We do finally get some juicy background on the realm ruled, mysteriously, by Absolon Mercator, a nobody, virtually, in X-Men lore—a too-powerful Omega matter-manipulator (see District X and X-Men The 198). Per issue #3, it was Apocalypse who granted Mr. M sovereignty over this desert waste just for safeguarding the Siege Perilous, with Apocalypse’s implicit revelation as to the mutant provenance of the artifact, which is a new twist.
Of only vaguest interest is that the portal has somehow become fused with the entire Mercator demense. They are one and the same; so, the Siege Perilous is now a landscape, a fantasy wasteland, where hallucinatory psychodramas can be acted out in an ulterior kind of reality.
One issue features each character very briefly battling personal demons by way of the Siege Perilous, but don’t expect anything nearly so edgy or enlightening as what Arcade had Mastermind do to the heroes of Zeb Wells’ Hellions. Instead, seasoned readers learn nothing new, and even for the newly initiated, there’s little of interest, it all goes by so quickly and schematically. If you’ve been reading since “Dawn of X,” you’ve probably picked up a fair amount since 2019, and there are no startling or essential developments here—except for the long-predicted, frustratingly delayed Betsy-and-Rachel kiss (scant water from corporate’s stone-dry lips of avarice, perhaps).
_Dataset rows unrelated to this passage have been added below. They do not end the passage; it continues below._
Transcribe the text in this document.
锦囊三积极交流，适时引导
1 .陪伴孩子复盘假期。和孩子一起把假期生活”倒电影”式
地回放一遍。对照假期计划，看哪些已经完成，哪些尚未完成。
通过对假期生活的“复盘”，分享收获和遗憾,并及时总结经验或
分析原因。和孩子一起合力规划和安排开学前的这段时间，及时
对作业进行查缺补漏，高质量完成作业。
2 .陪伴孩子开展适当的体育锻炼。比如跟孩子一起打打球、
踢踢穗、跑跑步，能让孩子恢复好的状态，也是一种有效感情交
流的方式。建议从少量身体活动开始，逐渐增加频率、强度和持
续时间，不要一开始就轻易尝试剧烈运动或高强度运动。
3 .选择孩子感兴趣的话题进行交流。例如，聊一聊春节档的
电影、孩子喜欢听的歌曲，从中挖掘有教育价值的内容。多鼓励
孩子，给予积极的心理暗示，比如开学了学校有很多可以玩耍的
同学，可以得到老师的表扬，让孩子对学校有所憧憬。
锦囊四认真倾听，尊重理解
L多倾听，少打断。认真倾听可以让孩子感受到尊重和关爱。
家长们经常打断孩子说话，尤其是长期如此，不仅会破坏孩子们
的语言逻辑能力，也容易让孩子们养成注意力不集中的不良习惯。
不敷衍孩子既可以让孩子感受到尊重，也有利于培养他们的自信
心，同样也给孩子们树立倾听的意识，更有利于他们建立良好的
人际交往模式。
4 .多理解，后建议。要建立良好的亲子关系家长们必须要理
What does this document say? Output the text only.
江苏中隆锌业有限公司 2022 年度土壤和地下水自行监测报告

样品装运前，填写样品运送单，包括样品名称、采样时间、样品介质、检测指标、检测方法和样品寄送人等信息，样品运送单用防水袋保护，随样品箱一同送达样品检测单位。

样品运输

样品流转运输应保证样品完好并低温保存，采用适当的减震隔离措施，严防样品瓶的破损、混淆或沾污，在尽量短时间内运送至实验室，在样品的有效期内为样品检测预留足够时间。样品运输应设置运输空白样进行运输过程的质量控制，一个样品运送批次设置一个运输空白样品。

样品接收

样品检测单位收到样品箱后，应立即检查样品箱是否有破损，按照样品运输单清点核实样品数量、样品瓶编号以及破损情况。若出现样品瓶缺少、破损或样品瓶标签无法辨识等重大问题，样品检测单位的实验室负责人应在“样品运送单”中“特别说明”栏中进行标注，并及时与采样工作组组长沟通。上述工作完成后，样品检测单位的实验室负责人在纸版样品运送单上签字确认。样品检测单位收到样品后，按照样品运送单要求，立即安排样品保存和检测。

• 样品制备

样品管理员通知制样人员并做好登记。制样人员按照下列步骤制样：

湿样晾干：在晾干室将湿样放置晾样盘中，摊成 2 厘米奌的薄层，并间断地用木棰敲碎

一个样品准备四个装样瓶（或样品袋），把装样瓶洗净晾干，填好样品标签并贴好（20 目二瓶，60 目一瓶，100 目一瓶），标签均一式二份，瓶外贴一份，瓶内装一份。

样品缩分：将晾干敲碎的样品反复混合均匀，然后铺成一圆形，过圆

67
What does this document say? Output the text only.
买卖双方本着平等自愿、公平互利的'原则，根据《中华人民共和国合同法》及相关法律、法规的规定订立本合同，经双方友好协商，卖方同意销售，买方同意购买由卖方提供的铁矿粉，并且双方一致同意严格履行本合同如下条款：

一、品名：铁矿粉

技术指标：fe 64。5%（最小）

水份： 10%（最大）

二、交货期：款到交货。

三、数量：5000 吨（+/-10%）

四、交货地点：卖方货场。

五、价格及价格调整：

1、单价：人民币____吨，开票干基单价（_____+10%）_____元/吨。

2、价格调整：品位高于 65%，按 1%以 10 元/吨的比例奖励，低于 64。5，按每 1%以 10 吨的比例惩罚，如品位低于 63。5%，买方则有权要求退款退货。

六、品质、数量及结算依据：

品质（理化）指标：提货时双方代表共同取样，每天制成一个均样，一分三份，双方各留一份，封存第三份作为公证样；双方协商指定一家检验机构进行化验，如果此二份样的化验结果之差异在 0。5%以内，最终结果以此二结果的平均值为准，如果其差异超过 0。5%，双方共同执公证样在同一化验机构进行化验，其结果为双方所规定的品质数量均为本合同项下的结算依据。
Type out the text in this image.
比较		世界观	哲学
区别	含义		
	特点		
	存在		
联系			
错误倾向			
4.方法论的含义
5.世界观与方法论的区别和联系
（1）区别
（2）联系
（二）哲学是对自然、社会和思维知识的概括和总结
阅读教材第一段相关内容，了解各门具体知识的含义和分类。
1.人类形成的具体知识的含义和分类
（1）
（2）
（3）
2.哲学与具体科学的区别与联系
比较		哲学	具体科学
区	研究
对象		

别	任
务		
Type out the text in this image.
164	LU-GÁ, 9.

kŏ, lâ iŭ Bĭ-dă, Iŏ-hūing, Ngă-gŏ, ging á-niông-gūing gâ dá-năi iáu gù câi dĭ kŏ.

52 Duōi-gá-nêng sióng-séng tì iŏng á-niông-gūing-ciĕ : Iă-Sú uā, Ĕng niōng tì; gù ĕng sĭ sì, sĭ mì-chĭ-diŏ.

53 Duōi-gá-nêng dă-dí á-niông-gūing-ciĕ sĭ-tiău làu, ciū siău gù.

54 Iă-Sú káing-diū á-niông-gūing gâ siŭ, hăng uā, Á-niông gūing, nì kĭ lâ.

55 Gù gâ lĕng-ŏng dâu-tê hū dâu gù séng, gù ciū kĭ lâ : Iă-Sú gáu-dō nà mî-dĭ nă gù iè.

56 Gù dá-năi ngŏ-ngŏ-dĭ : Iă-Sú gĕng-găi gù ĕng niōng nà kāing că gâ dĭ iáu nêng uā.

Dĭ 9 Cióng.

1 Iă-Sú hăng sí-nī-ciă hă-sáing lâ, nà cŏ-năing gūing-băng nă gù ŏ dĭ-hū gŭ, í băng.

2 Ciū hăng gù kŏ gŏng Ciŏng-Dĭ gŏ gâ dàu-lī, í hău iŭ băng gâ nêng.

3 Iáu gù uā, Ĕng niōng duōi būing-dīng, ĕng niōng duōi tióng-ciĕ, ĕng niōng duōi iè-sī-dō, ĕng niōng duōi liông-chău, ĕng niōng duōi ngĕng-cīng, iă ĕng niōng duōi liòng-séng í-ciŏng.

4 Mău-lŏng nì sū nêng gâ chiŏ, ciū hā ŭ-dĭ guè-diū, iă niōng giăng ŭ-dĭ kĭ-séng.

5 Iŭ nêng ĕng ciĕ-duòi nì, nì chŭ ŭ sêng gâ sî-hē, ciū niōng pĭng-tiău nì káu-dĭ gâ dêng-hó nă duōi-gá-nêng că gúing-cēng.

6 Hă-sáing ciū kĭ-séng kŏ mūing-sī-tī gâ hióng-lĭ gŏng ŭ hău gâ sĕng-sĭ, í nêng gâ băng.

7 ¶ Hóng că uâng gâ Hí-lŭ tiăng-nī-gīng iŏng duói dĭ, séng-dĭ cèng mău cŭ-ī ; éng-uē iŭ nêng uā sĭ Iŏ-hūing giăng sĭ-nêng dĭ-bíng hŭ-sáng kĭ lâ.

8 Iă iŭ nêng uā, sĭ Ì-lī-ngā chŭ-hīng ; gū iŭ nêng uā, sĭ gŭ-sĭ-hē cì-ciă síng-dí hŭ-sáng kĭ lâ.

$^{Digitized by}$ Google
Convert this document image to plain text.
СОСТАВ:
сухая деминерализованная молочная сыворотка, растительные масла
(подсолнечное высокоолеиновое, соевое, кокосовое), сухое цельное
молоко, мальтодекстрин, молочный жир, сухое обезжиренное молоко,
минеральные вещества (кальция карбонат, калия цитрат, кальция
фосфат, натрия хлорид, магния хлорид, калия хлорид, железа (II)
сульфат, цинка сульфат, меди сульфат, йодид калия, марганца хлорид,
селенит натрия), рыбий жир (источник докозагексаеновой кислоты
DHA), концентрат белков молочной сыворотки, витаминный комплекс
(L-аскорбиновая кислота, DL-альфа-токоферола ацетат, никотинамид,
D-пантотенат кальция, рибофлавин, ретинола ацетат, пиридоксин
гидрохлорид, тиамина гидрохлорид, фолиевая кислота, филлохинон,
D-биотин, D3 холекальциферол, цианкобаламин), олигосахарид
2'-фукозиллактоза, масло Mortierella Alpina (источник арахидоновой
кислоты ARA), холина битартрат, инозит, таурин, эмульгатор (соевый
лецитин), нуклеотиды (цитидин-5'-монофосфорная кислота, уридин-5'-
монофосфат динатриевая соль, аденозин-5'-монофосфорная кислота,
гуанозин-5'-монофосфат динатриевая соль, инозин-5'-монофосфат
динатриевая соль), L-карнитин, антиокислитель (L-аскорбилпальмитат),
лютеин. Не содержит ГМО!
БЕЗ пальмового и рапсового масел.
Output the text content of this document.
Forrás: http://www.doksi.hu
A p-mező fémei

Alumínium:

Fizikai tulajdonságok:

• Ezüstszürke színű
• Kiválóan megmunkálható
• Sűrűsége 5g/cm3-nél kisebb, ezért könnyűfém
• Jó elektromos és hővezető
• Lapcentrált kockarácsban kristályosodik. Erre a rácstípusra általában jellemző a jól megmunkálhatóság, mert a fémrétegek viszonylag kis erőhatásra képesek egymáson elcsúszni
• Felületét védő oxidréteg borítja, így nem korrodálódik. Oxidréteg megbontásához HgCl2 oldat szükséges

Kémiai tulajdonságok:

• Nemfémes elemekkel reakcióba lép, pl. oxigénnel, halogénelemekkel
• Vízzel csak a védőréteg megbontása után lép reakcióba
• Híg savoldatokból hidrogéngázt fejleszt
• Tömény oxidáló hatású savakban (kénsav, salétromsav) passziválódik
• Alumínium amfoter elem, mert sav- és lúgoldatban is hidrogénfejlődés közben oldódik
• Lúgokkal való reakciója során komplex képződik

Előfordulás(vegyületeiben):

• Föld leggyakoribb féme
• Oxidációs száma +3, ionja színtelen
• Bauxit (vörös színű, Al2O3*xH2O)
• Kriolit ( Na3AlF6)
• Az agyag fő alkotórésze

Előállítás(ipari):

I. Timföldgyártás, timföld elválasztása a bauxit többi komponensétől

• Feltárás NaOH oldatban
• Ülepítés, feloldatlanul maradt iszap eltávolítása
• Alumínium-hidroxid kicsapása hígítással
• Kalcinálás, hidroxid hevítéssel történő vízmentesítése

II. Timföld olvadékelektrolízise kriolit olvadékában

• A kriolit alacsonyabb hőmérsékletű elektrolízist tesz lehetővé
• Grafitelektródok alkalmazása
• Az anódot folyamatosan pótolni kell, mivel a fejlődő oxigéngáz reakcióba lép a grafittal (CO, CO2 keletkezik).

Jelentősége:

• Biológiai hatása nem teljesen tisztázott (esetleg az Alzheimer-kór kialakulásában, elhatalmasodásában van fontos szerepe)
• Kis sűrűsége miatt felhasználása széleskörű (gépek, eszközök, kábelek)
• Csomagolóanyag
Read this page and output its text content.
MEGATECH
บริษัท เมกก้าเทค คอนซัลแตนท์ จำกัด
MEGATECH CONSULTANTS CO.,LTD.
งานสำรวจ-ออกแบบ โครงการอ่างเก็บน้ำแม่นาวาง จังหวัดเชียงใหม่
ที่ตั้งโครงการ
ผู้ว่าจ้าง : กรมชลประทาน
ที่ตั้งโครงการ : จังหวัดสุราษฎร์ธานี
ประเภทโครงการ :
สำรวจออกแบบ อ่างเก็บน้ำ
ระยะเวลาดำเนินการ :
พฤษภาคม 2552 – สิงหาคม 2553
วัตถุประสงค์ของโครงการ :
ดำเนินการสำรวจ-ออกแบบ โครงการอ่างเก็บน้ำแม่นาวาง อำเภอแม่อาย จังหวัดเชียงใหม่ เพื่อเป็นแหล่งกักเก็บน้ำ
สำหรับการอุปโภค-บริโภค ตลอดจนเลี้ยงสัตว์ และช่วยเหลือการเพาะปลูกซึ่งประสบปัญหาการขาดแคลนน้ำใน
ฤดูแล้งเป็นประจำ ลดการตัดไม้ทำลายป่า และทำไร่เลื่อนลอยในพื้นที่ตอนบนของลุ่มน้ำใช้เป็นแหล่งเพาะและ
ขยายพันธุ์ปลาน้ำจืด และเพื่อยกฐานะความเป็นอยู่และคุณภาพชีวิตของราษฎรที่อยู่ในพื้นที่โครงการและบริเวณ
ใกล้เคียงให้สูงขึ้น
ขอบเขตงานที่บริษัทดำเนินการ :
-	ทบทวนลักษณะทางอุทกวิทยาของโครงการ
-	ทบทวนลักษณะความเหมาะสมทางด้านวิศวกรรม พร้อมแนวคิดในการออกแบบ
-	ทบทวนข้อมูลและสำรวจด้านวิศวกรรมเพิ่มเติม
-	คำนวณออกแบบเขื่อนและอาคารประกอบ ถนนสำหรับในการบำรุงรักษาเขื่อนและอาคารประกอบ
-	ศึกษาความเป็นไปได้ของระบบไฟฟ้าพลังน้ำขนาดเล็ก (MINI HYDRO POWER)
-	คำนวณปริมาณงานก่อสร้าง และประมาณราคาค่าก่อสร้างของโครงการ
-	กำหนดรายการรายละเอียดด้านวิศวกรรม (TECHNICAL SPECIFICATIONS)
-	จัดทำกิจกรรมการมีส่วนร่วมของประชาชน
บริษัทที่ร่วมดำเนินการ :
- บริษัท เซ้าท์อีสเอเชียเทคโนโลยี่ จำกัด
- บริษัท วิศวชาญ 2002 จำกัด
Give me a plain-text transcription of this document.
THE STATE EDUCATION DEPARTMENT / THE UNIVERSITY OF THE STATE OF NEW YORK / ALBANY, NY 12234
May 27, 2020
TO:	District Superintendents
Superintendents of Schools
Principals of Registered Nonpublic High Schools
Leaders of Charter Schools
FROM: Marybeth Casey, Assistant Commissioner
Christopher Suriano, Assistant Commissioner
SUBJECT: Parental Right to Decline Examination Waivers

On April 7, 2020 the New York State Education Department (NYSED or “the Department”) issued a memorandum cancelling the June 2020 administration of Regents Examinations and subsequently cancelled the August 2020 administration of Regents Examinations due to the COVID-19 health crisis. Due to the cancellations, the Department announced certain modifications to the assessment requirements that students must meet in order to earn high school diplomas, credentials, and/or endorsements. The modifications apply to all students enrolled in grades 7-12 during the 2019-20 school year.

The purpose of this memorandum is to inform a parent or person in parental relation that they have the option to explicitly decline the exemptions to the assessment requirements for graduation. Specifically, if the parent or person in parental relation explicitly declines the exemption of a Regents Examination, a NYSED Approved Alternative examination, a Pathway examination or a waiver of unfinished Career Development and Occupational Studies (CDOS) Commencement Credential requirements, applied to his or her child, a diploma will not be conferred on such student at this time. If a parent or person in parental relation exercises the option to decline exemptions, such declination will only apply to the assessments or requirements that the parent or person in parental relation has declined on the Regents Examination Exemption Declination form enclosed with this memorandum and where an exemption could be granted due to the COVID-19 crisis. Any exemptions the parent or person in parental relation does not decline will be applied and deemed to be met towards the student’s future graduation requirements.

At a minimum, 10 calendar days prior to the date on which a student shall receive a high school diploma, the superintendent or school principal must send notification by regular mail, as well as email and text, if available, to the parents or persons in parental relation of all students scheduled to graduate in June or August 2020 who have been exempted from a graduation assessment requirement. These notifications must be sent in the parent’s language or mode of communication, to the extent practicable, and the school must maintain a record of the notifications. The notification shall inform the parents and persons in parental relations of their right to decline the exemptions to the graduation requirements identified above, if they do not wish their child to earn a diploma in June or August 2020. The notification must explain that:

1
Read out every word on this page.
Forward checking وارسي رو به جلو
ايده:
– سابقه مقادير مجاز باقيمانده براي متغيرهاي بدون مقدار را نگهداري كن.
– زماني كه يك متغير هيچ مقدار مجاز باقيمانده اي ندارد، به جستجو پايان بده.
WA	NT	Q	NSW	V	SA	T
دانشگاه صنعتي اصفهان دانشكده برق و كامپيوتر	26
Where Immortal X-Men and X-Men: Red are each subverting conventions in their own delightful ways, Knights of X is simply paint-by-numbers, stitching standard superheroics to entirely stock genre fantasy. Most unfortunate is that the vaguely D-&-D-style “quest” team never really gels. Perhaps Howard’s remit with her upcoming Betsy Braddock: Captain Britain solo series will allow her to tell a more focused story made all the more compelling for its focus on a single character arc.